The yen strengthened to 123.22 per dollar at 5:47 p.m. in Tokyo from 123.67 late yesterday in New York, after Finance Minister Koji Omi said it's important investors realize the risk of one-way bets against the currency.
Carry Trade
Watanabe, 58, played down the risk to Japan's economy from the carry trade, where investors borrow in yen to buy higher- yielding assets. He said last week that estimates the trade has swelled to $1 trillion are ``over-exaggerated.''
Japan's key overnight lending rate is 0.5 percent, the lowest among major economies. That compares with 5.25 percent in the U.S. and 4 percent in countries that share the euro.
The position of top currency official became a focus for traders and investors when Eisuke Sakakibara had the role from 1997 to 1999 and bought and sold trillions of yen. Sakakibara was known as ``Mr. Yen'' because of his ability to influence the level of the currency.
Japan sold a record 20.4 trillion yen ($165 billion) in 2003 and 14.8 trillion yen in the first three months of 2004 under Zembei Mizoguchi, Watanabe's predecessor, the last time the country intervened in the currency market. Japan hasn't bought yen since 1998.
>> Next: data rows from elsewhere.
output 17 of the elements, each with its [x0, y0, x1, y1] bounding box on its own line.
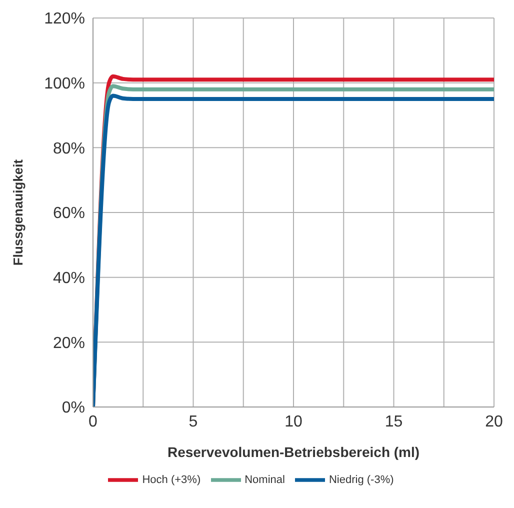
legend-label: Hoch (+3%) [142, 474, 201, 486]
x-tick-label: 0 [88, 413, 98, 430]
y-tick-label: 20% [52, 334, 85, 352]
x-tick-label: 5 [188, 413, 198, 430]
y-tick-label: 60% [52, 205, 85, 222]
y-tick-label: 40% [52, 270, 85, 288]
legend-label: Nominal [244, 474, 285, 486]
y-tick-label: 100% [44, 76, 85, 93]
y-tick-label: 0% [62, 400, 85, 417]
legend-label: Niedrig (-3%) [328, 474, 394, 486]
x-tick-label: 20 [485, 413, 503, 430]
y-tick-label: 120% [44, 10, 85, 28]
x-tick-label: 10 [284, 413, 302, 430]
y-axis-title: Flussgenauigkeit [10, 158, 26, 266]
y-tick-label: 80% [52, 140, 85, 158]
x-tick-label: 15 [384, 413, 403, 430]
x-axis-title: Reservevolumen-Betriebsbereich (ml) [167, 444, 420, 460]
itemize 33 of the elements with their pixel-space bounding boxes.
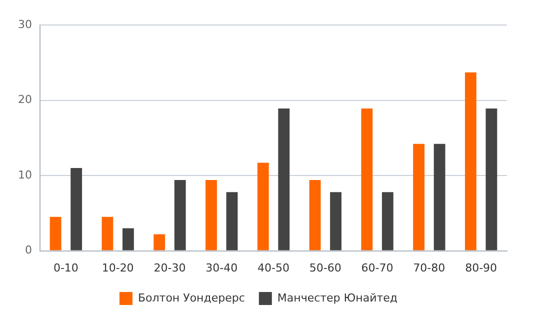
bar [382, 192, 394, 250]
bar [486, 108, 498, 250]
legend-label: Болтон Уондерерс [138, 291, 245, 304]
y-tick-label: 10 [18, 168, 32, 182]
bar [361, 108, 373, 250]
bar [309, 180, 321, 250]
bar [154, 234, 166, 250]
x-tick-label: 0-10 [53, 261, 78, 274]
x-tick-label: 40-50 [258, 261, 290, 274]
bar [102, 216, 114, 250]
x-tick-label: 30-40 [206, 261, 238, 274]
bar [206, 180, 217, 250]
bar [434, 144, 446, 250]
y-tick-label: 20 [18, 93, 32, 106]
bar [413, 144, 424, 250]
x-tick-label: 80-90 [465, 261, 498, 274]
legend-label: Манчестер Юнайтед [277, 291, 398, 304]
x-tick-label: 50-60 [309, 261, 342, 274]
bar [70, 168, 82, 250]
bar [278, 108, 290, 250]
bar [174, 180, 186, 250]
bar [257, 162, 269, 250]
y-tick-label: 30 [18, 18, 32, 31]
x-tick-label: 70-80 [413, 261, 446, 274]
y-tick-label: 0 [24, 244, 32, 257]
bar [50, 216, 62, 250]
bar [122, 228, 134, 250]
bar [330, 192, 342, 250]
x-tick-label: 10-20 [102, 261, 134, 274]
bar [226, 192, 238, 250]
x-tick-label: 20-30 [154, 261, 186, 274]
x-tick-label: 60-70 [361, 261, 394, 274]
bar [464, 72, 476, 250]
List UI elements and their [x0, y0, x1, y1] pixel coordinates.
Mizoguchi served for two years and his predecessor Haruhiko Kuroda held the job for more than three years. Kuroda is now president of the Asian Development Bank.
Shinohara joined the ministry in 1975 after graduating from Tokyo University's economics faculty. As well as serving at the ministry's international department, he held positions at the banking and budget bureaus and spent three years as an executive director at the Asian Development Bank.
Shinohara, Watanabe, Fujii and Tsuda were unavailable for comment.